Teks adalah simbol yang merepresentasikan suatu makna atau event yang terjadi dalam kehidupan masyarakat. Teks mempunyai dua sifat alami yaitu sebagai representasi visual dari bahasa dan sebagai elemen gambar itu sendiri. Dalam bentuk digital, teks juga harus merepresentasikan suatu makna yang berarti. Ini berarti tampilan teks digital mewarisi semua sifat aslinya, yaitu mengenai gaya bentuknya, spacing dan ukuran, paragraph, dan lay out-nya pada halaman maupun screen. Secara tradisional hal ini merupakan pokok keilmuan typhografi, yaitu seni dan ilmu tentang huruf. Dalam kajian multimedia, kita bisa mengelompokkan teks kedalam beberapa jenis, yaitu:

1. Teks cetak, yaitu teks yang dipakai pada media diskrit seperti poster dan surat kabar.
2. Teks elektronik, yaitu teks dalam bentuk digital sehingga bisa diproses oleh komputer.
3. Hypertext, yaitu teks yang diakses pada jaringan komputer.

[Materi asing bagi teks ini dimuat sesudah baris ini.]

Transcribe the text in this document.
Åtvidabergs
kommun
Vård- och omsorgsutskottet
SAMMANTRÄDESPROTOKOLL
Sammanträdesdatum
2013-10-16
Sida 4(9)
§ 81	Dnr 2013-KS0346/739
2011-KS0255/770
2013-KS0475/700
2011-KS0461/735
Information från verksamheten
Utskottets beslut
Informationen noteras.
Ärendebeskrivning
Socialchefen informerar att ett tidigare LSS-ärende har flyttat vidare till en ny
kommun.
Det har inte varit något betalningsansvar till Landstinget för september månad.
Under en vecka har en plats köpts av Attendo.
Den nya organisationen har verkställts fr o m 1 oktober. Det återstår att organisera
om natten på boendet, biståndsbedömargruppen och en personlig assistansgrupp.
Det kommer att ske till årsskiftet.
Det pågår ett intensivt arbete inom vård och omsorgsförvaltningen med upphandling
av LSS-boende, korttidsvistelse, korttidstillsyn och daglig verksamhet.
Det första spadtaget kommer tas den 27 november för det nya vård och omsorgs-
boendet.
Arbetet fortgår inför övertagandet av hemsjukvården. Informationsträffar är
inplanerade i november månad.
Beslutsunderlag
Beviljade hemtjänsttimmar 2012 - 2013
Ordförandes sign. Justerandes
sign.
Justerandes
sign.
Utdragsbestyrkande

Dari semua elemen multimedia, teks adalah elemen yang paling mudah dimanipulasi. Namun demikian, dalam bentuk media diskrit(terpapar), teks adalah elemen paling penting dalam mengkomunikasikan suatu pesan secara lebih akurat dibandingkan dengan elemen yang lain.

GRAFIS

Grafis merupakan hal yang fundamental dalam multimedia. Kata grafis bisa mengacu pada gambar diam, teks,  dan juga gambar bergerak atau motion graphic, sebagai elemen visual pada multimedia.  Grafis yang kita bahas pada bab ini diasumsikan sebagai still image atau gambar diam-lebih tepatnya sebagai digital still image.

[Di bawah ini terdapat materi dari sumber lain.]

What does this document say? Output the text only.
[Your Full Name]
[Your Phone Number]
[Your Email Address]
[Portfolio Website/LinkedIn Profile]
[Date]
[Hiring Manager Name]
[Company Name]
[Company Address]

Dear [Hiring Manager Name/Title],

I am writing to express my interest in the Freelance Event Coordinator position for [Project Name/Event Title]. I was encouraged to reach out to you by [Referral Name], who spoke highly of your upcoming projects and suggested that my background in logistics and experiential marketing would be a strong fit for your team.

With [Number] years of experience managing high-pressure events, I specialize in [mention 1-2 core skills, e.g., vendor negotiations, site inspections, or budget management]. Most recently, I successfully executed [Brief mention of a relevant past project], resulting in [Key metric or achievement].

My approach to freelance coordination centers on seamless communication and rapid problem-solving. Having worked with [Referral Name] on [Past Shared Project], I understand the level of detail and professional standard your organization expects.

Gambar digital diperoleh dengan berbagai cara. Ada gambar digital yang dibuat dari sistem komputer dimana seniman komputer,  desainer atau illustrator  membuat gambar dengan aplikasi pengolah gambar. Programmer komputer juga bisa menciptakan gambar menggunakan bahasa komputer. Cara yang lain adalah mengambil gambar dari media non digital, kemudian di-digital-kan dengan kamera digital, scanner, atau video frame grabber.

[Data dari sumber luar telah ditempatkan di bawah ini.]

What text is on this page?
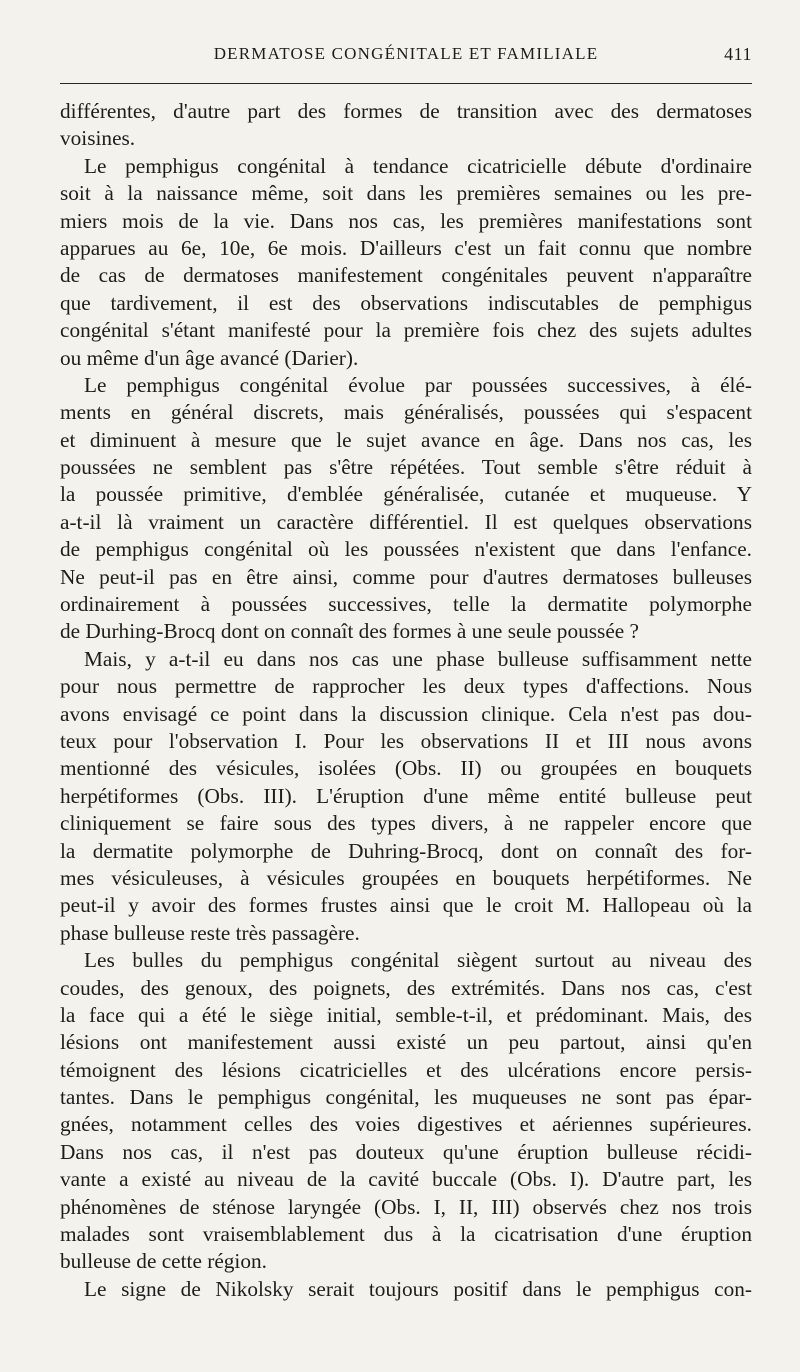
DERMATOSE CONGÉNITALE ET FAMILIALE	411
différentes, d'autre part des formes de transition avec des dermatoses
voisines.
Le pemphigus congénital à tendance cicatricielle débute d'ordinaire
soit à la naissance même, soit dans les premières semaines ou les pre-
miers mois de la vie. Dans nos cas, les premières manifestations sont
apparues au 6e, 10e, 6e mois. D'ailleurs c'est un fait connu que nombre
de cas de dermatoses manifestement congénitales peuvent n'apparaître
que tardivement, il est des observations indiscutables de pemphigus
congénital s'étant manifesté pour la première fois chez des sujets adultes
ou même d'un âge avancé (Darier).
Le pemphigus congénital évolue par poussées successives, à élé-
ments en général discrets, mais généralisés, poussées qui s'espacent
et diminuent à mesure que le sujet avance en âge. Dans nos cas, les
poussées ne semblent pas s'être répétées. Tout semble s'être réduit à
la poussée primitive, d'emblée généralisée, cutanée et muqueuse. Y
a-t-il là vraiment un caractère différentiel. Il est quelques observations
de pemphigus congénital où les poussées n'existent que dans l'enfance.
Ne peut-il pas en être ainsi, comme pour d'autres dermatoses bulleuses
ordinairement à poussées successives, telle la dermatite polymorphe
de Durhing-Brocq dont on connaît des formes à une seule poussée ?
Mais, y a-t-il eu dans nos cas une phase bulleuse suffisamment nette
pour nous permettre de rapprocher les deux types d'affections. Nous
avons envisagé ce point dans la discussion clinique. Cela n'est pas dou-
teux pour l'observation I. Pour les observations II et III nous avons
mentionné des vésicules, isolées (Obs. II) ou groupées en bouquets
herpétiformes (Obs. III). L'éruption d'une même entité bulleuse peut
cliniquement se faire sous des types divers, à ne rappeler encore que
la dermatite polymorphe de Duhring-Brocq, dont on connaît des for-
mes vésiculeuses, à vésicules groupées en bouquets herpétiformes. Ne
peut-il y avoir des formes frustes ainsi que le croit M. Hallopeau où la
phase bulleuse reste très passagère.
Les bulles du pemphigus congénital siègent surtout au niveau des
coudes, des genoux, des poignets, des extrémités. Dans nos cas, c'est
la face qui a été le siège initial, semble-t-il, et prédominant. Mais, des
lésions ont manifestement aussi existé un peu partout, ainsi qu'en
témoignent des lésions cicatricielles et des ulcérations encore persis-
tantes. Dans le pemphigus congénital, les muqueuses ne sont pas épar-
gnées, notamment celles des voies digestives et aériennes supérieures.
Dans nos cas, il n'est pas douteux qu'une éruption bulleuse récidi-
vante a existé au niveau de la cavité buccale (Obs. I). D'autre part, les
phénomènes de sténose laryngée (Obs. I, II, III) observés chez nos trois
malades sont vraisemblablement dus à la cicatrisation d'une éruption
bulleuse de cette région.
Le signe de Nikolsky serait toujours positif dans le pemphigus con-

Keberadaan grafis dalam penyajian informasi terbukti sangat membantu pemahaman dan meningkatkan efisiensi komunikasi. Contohnya pada program komputer yang men-generate data statistik ke dalam gambar representasi visual pie-chart akan lebih terbaca ketimbang tampilan angka-angka. Pada prinsipnya, gambar digunakan untuk menambahkan penekanan infomasi, perhatian langsung, penggambaran konsep, dan menyediakan konten latar belakang.

AUDIO

Audio berperan untuk memperjelas informasi dan merekonstruksi realitas penyajian. Secara umum, audio biasanya berupa musik atau speech(suara manusia). Tentunya terdapat beragam variasi dari dua jenis suara tersebut seperti  efek-efek suara elektronik, efek suara obyek alam, suara vokal dan sebagainya. Semua elemen suara yang terlibat harus tersedia dalam bentuk digital, baik berupa file audio digital dan file MIDI.

Penggunaan audio dalam produk multimedia harus mempertimbangkan faktor aksesibilitas, apakah bisa ditampilkan oleh perangkat pemutarnya, apakah bisa diperdengarkan dalam lingkungan tempat aksesnya, apakah pengguna bisa mendengarkannya, dan apakah dibutuhkan oleh pengguna atau tidak

VIDEO

Setiap gambar bergerak dalam perangkat elektronik bisa dipastikan berupa video(kecuali penampil LED, dan sejenisnya). Video digunakan dalam aplikasi teknik, keamanan, ilmiah, produksi, dan bahkan dalam dunia medis. Video berasal dari kata latin, yang berarti saya melihat. Dalam menyajikan realita penglihatan, video akan lebih bermakna jika disertai dengan presentasi suara, oleh karena itu video sangat lekat dengan istilah audio-visual.

ANIMASI

Animasi, atau gambar bergerak, merupakan salah satu bagian dari desain grafis yang menjanjikan model-model tampilan yang atraktif. Animasi dapat dimanfaatkan untuk berbagai hal, misalnya untuk menarik perhatian pemakai komputer pada bagian tertentu, memvisualisasikan cara kerja suatu alat atau mekanisme tertentu, dan untuk memperindah halaman web. Animasi ditampilkan menggunakan prinsip dasar yang sama dengan video, perbedaannya hanyalah pada sumber gambar yang dipakai. Frame-frame pada video mendapatkan gambar dari rekaman live shoot, sedangkan pada animasi, gambar setiap frame dibuat secara individual.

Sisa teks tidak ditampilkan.